Crawling the Web at Scale with Elasticsearch

Search systems such as Elasticsearch or Apache SOLR are often used by web crawlers to index and search on the content of web pages, however, they can also serve as a backend for storing the information about the URLs known to the crawler. By doing so, we benefit from the scalability of these tools but also from the insights they provide into our data, e.g. by being able to search in real time on our crawl data and monitor the content of the crawl with tools like Kibana. Web crawling also comes with its own requirements and challenges e.g. politeness, timeliness, scalability, the rate at which new content is discovered, etc…

In this talk, we’ll have a look at the approaches used by StormCrawler, a distributed and low latency web crawler based on Apache Storm, when using Elasticsearch as a backend. After a quick overview of StormCrawler, we’ll explore its Elasticsearch module and see what strategies are used to provide scalability while fulfilling the requirements of a streaming crawl.

Finally, we will compare with other systems and see in which cases one is preferable to the other.

This talk does not require any pre-existing knowledge of web crawling but some familiarity with Elasticsearch is required.

Workshop

Introduction to web crawling with StormCrawler (and Elasticsearch)

In this workshop, we will explore StormCrawler a collection of resources for building lowlatency, large scale web crawlers on Apache Storm.
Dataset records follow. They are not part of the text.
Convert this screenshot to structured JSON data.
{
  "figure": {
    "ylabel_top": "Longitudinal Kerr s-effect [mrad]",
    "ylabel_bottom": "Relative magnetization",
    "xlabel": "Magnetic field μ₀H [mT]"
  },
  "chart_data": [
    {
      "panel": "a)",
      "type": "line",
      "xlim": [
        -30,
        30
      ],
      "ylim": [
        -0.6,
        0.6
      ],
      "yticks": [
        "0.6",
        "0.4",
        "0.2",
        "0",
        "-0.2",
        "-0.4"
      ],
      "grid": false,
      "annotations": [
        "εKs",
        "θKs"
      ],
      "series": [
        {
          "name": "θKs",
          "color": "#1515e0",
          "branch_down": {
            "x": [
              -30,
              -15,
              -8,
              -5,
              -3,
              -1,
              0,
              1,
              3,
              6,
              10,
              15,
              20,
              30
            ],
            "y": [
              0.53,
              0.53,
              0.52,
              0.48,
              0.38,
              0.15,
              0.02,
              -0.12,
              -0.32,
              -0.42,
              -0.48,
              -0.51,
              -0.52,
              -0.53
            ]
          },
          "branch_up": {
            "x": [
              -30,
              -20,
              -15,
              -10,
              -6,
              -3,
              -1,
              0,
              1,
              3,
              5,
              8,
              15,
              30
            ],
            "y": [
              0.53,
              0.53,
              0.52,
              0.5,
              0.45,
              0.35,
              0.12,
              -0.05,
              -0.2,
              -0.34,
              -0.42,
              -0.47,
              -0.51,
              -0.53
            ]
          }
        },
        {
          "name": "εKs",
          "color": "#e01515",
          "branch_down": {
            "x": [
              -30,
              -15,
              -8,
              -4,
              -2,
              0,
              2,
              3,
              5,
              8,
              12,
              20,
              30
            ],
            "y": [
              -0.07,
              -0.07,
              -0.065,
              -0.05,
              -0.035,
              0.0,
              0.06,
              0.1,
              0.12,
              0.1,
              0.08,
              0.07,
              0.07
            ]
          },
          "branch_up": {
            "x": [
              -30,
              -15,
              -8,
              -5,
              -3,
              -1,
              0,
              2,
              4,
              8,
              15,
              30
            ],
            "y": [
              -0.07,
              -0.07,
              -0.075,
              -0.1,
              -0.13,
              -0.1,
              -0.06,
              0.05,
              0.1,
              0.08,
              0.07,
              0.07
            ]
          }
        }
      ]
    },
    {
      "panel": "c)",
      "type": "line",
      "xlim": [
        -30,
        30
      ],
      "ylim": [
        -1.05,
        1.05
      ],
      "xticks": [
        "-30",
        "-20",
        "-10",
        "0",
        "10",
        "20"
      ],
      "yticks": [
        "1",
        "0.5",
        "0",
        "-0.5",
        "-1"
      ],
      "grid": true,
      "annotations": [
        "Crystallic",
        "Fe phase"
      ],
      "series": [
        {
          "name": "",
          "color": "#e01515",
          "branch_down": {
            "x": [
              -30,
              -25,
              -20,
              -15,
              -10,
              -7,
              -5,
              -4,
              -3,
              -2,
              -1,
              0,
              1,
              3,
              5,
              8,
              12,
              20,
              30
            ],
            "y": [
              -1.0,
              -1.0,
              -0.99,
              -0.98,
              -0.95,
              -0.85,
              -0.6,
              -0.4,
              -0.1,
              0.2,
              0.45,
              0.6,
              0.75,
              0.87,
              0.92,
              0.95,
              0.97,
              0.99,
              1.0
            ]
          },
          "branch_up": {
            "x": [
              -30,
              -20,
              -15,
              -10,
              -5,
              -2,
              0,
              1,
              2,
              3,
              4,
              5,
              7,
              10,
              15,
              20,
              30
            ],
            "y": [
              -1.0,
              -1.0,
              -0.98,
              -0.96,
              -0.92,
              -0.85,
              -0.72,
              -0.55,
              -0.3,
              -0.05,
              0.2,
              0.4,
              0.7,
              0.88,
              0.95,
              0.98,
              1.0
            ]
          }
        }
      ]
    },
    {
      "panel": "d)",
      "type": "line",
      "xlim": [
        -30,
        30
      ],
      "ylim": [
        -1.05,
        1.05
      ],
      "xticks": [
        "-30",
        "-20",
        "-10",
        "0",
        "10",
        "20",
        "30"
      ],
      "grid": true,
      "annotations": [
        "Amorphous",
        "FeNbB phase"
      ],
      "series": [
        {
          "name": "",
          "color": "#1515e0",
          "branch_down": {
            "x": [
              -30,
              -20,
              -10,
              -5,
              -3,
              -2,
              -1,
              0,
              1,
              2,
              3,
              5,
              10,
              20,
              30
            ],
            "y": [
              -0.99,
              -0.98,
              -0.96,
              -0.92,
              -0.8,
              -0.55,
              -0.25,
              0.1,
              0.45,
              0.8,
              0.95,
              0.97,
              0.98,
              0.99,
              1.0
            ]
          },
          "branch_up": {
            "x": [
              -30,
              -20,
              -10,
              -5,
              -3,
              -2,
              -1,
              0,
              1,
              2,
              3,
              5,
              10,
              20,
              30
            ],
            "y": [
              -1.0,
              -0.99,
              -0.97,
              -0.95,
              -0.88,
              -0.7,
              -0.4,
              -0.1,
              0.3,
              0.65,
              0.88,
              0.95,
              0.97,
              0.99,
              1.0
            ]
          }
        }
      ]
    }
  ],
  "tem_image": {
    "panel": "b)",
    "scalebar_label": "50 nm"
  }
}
After a short introduction to Apache Storm and an overview of what Storm-Crawler provides, we’ll put it to use for a simple crawl before moving on to the deployed mode of Storm.
In the second part of the session, we will introduce metrics and index documents with Elasticsearch and Kibana and dive into data extraction. Finally, we’ll cover recursive crawls and scalability. This course will be hands-on: attendees will run the code on their own machines.